R.G. : C’est l’incarnation de l’ancien monde. Puis c’est le patriarche, c’est la fondation, c’est Dieu. C’est Dieu parce que c’est une figure archaïque. Ça l’est dans ce film-là, en tout cas. C’est lui qui a créé la calanque, il est le chef de cette idée. Et la figure du père en général, c’est vrai que c’est toujours la représentation de ce qu’il y a de plus symbolique. La mère, moins. Là, en l’occurrence, elle n’est pas là.

L.S. : Par curiosité, que représente la mère ?

R.G. : La mère, c’est plus moderne. C’est la vie elle-même, ce qui est un avantage. Même si dans nos sociétés, il n’y a pas vraiment de structures matriarcales… C’est toujours l’homme qui s’occupe de la reproduction symbolique et imaginaire.
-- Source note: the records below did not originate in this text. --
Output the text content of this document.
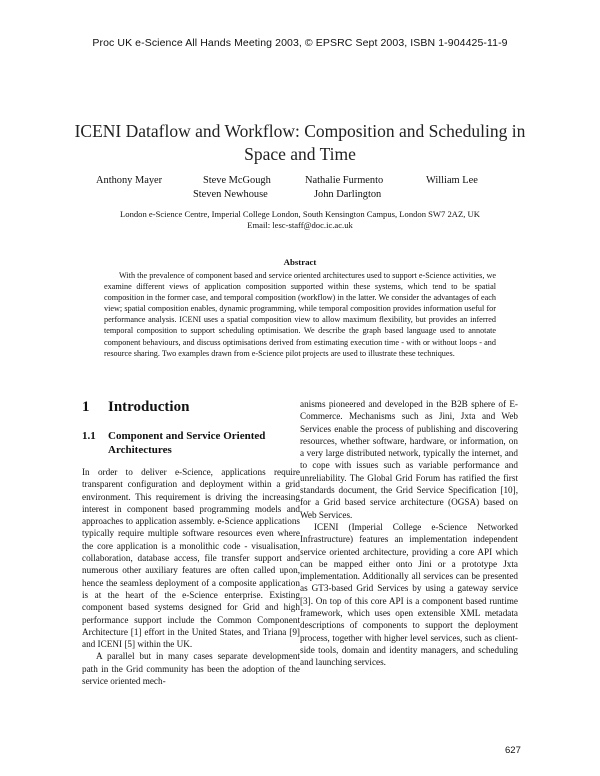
Proc UK e-Science All Hands Meeting 2003, © EPSRC Sept 2003, ISBN 1-904425-11-9
ICENI Dataflow and Workflow: Composition and Scheduling in Space and Time
Anthony Mayer	Steve McGough	Nathalie Furmento	William Lee
Steven Newhouse	John Darlington
London e-Science Centre, Imperial College London, South Kensington Campus, London SW7 2AZ, UK
Email: lesc-staff@doc.ic.ac.uk
Abstract

With the prevalence of component based and service oriented architectures used to support e-Science activities, we examine different views of application composition supported within these systems, which tend to be spatial composition in the former case, and temporal composition (workflow) in the latter. We consider the advantages of each view; spatial composition enables, dynamic programming, while temporal composition provides information useful for performance analysis. ICENI uses a spatial composition view to allow maximum flexibility, but provides an inferred temporal composition to support scheduling optimisation. We describe the graph based language used to annotate component behaviours, and discuss optimisations derived from estimating execution time - with or without loops - and resource sharing. Two examples drawn from e-Science pilot projects are used to illustrate these techniques.

1 Introduction
1.1	Component and Service Oriented Architectures

In order to deliver e-Science, applications require transparent configuration and deployment within a grid environment. This requirement is driving the increasing interest in component based programming models and approaches to application assembly. e-Science applications typically require multiple software resources even where the core application is a monolithic code - visualisation, collaboration, database access, file transfer support and numerous other auxiliary features are often called upon, hence the seamless deployment of a composite application is at the heart of the e-Science enterprise. Existing component based systems designed for Grid and high performance support include the Common Component Architecture [1] effort in the United States, and Triana [9] and ICENI [5] within the UK.

A parallel but in many cases separate development path in the Grid community has been the adoption of the service oriented mech-

anisms pioneered and developed in the B2B sphere of E-Commerce. Mechanisms such as Jini, Jxta and Web Services enable the process of publishing and discovering resources, whether software, hardware, or information, on a very large distributed network, typically the internet, and to cope with issues such as variable performance and unreliability. The Global Grid Forum has ratified the first standards document, the Grid Service Specification [10], for a Grid based service architecture (OGSA) based on Web Services.

ICENI (Imperial College e-Science Networked Infrastructure) features an implementation independent service oriented architecture, providing a core API which can be mapped either onto Jini or a prototype Jxta implementation. Additionally all services can be presented as GT3-based Grid Services by using a gateway service [3]. On top of this core API is a component based runtime framework, which uses open extensible XML metadata descriptions of components to support the deployment process, together with higher level services, such as client-side tools, domain and identity managers, and scheduling and launching services.

627
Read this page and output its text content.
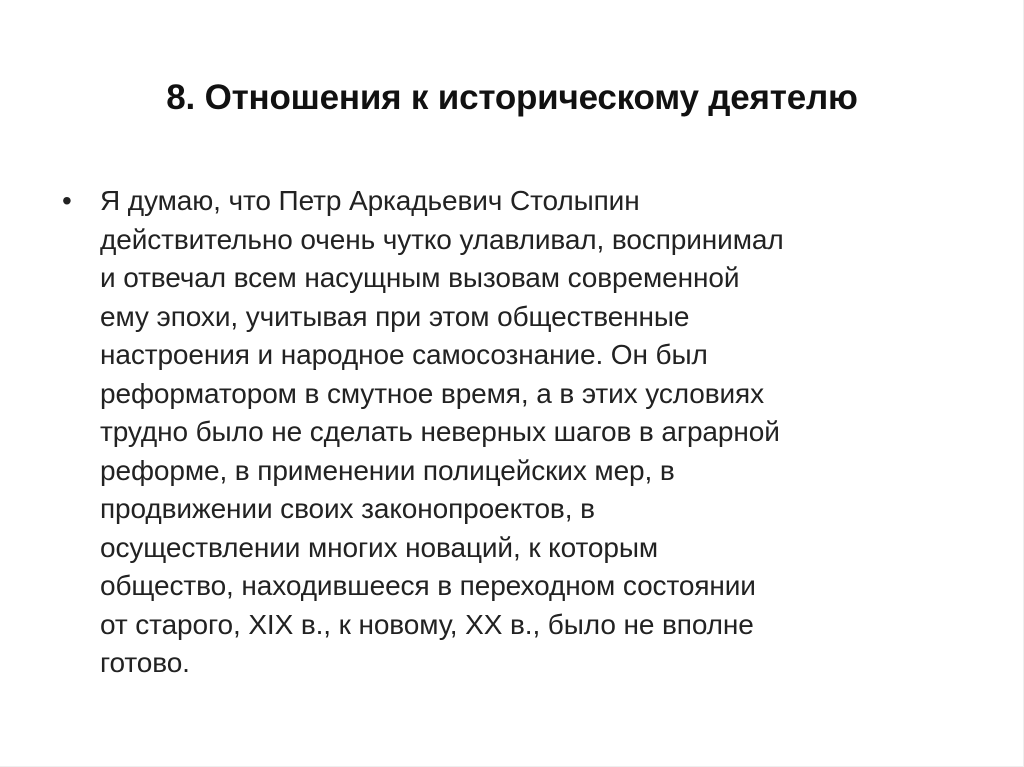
8. Отношения к историческому деятелю
• Я думаю, что Петр Аркадьевич Столыпин
действительно очень чутко улавливал, воспринимал
и отвечал всем насущным вызовам современной
ему эпохи, учитывая при этом общественные
настроения и народное самосознание. Он был
реформатором в смутное время, а в этих условиях
трудно было не сделать неверных шагов в аграрной
реформе, в применении полицейских мер, в
продвижении своих законопроектов, в
осуществлении многих новаций, к которым
общество, находившееся в переходном состоянии
от старого, XIX в., к новому, XX в., было не вполне
готово.
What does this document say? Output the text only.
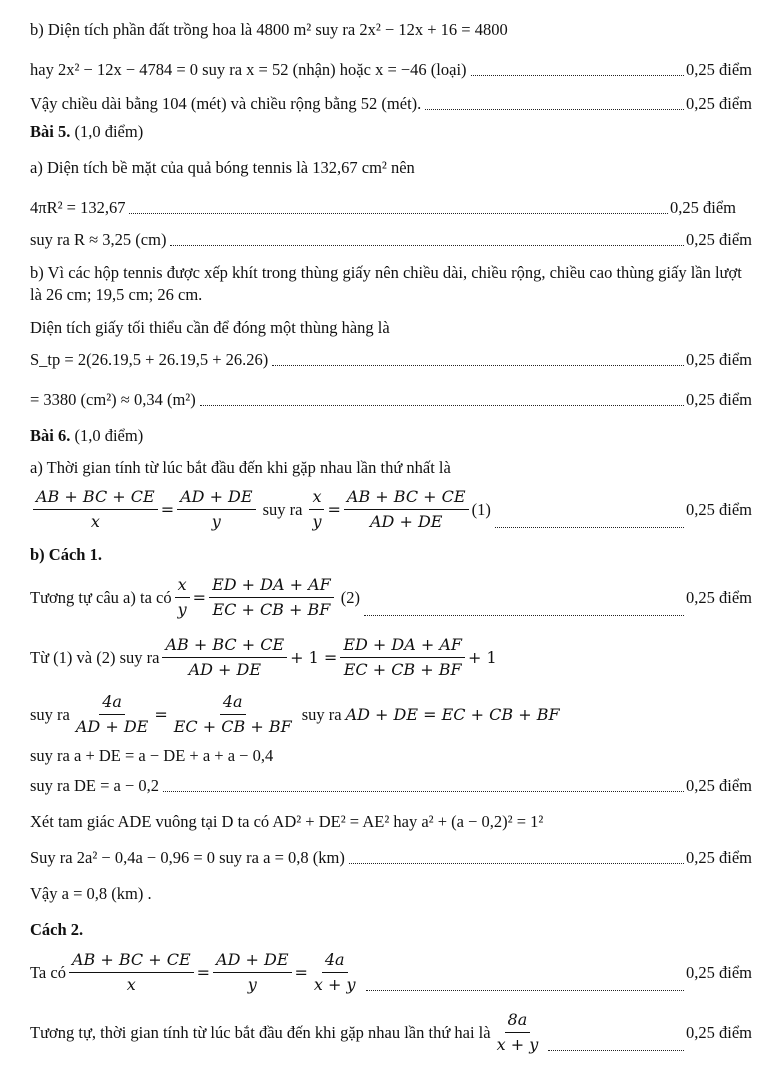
b) Diện tích phần đất trồng hoa là 4800 m² suy ra 2x² − 12x + 16 = 4800
hay 2x² − 12x − 4784 = 0 suy ra x = 52 (nhận) hoặc x = −46 (loại)	0,25 điểm
Vậy chiều dài bằng 104 (mét) và chiều rộng bằng 52 (mét).	0,25 điểm
Bài 5. (1,0 điểm)
a) Diện tích bề mặt của quả bóng tennis là 132,67 cm² nên
4πR² = 132,67	0,25 điểm
suy ra R ≈ 3,25 (cm)	0,25 điểm
b) Vì các hộp tennis được xếp khít trong thùng giấy nên chiều dài, chiều rộng, chiều cao thùng giấy lần lượt là 26 cm; 19,5 cm; 26 cm.
Diện tích giấy tối thiểu cần để đóng một thùng hàng là
S_tp = 2(26.19,5 + 26.19,5 + 26.26)	0,25 điểm
= 3380 (cm²) ≈ 0,34 (m²)	0,25 điểm
Bài 6. (1,0 điểm)
a) Thời gian tính từ lúc bắt đầu đến khi gặp nhau lần thứ nhất là
$\frac{AB + BC + CE}{x} = \frac{AD + DE}{y}$ suy ra $\frac{x}{y} = \frac{AB + BC + CE}{AD + DE} (1)$	0,25 điểm
b) Cách 1.
Tương tự câu a) ta có $\frac{x}{y} = \frac{ED + DA + AF}{EC + CB + BF} (2)$	0,25 điểm
Từ (1) và (2) suy ra $\frac{AB + BC + CE}{AD + DE} + 1 = \frac{ED + DA + AF}{EC + CB + BF} + 1$
suy ra $\frac{4a}{AD + DE} = \frac{4a}{EC + CB + BF}$ suy ra AD + DE = EC + CB + BF
suy ra a + DE = a − DE + a + a − 0,4
suy ra DE = a − 0,2	0,25 điểm
Xét tam giác ADE vuông tại D ta có AD² + DE² = AE² hay a² + (a − 0,2)² = 1²
Suy ra 2a² − 0,4a − 0,96 = 0 suy ra a = 0,8 (km)	0,25 điểm
Vậy a = 0,8 (km) .
Cách 2.
Ta có $\frac{AB + BC + CE}{x} = \frac{AD + DE}{y} = \frac{4a}{x + y}$	0,25 điểm
Tương tự, thời gian tính từ lúc bắt đầu đến khi gặp nhau lần thứ hai là $\frac{8a}{x + y}$	0,25 điểm
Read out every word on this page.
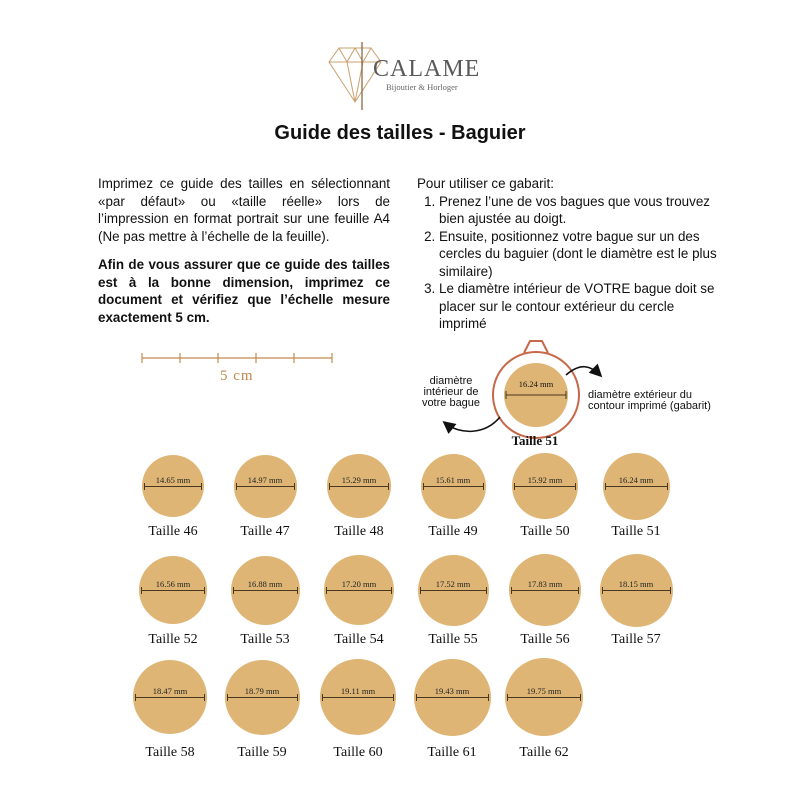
CALAME
Bijoutier & Horloger
Guide des tailles - Baguier

Imprimez ce guide des tailles en sélectionnant «par défaut» ou «taille réelle» lors de l’impression en format portrait sur une feuille A4 (Ne pas mettre à l’échelle de la feuille).

Afin de vous assurer que ce guide des tailles est à la bonne dimension, imprimez ce document et vérifiez que l’échelle mesure exactement 5 cm.

Pour utiliser ce gabarit:

1. Prenez l’une de vos bagues que vous trouvez bien ajustée au doigt.
2. Ensuite, positionnez votre bague sur un des cercles du baguier (dont le diamètre est le plus similaire)
3. Le diamètre intérieur de VOTRE bague doit se placer sur le contour extérieur du cercle imprimé
5 cm	16.24 mm
diamètre
intérieur de
votre bague
diamètre extérieur du
contour imprimé (gabarit)
Taille 51
14.65 mm
Taille 46
14.97 mm
Taille 47
15.29 mm
Taille 48
15.61 mm
Taille 49
15.92 mm
Taille 50
16.24 mm
Taille 51
16.56 mm
Taille 52
16.88 mm
Taille 53
17.20 mm
Taille 54
17.52 mm
Taille 55
17.83 mm
Taille 56
18.15 mm
Taille 57
18.47 mm
Taille 58
18.79 mm
Taille 59
19.11 mm
Taille 60
19.43 mm
Taille 61
19.75 mm
Taille 62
L.S. : Parlons un peu de l’engagement politique. Dans une interview avec Le Monde, vous avez dit que vous vouliez faire passer une certaine forme de résignation dans « La Villa ». C’est quelque chose que l’on remarque surtout dans le personnage de Joseph. Qu’entendez-vous exactement par résignation ?

R.G. : Il faut faire attention aux mots : je veux parler de résignation combattive. Je ne veux surtout pas prôner la résignation sans adjectif. En général, j’utilise ce terme de « résignation combattive » pour parler de Tchekhov. Son œuvre me semble empreinte de ça. La résignation est de l’ordre du constat : on constate ce qui ne va pas, et surtout ce qui ne s’est pas amélioré et se reproduit comme si l’histoire n’avait pas existé. Il y a eu des génocide, des guerres… et il y aura à nouveau des génocides, des guerres. Et on se dit « cette putain d’humanité ne tire des leçons de rien, quoi ». Mais il ne faut surtout pas se résigner à cela. Si je dis « combattive », c’est parce que Tchekhov a une espèce de douceur par rapport à cela : ce n’est pas parce qu’il y a tout ça, qu’il faut baisser les bras. Néanmoins, il faut savoir que cela existe, et continuer à le travailler.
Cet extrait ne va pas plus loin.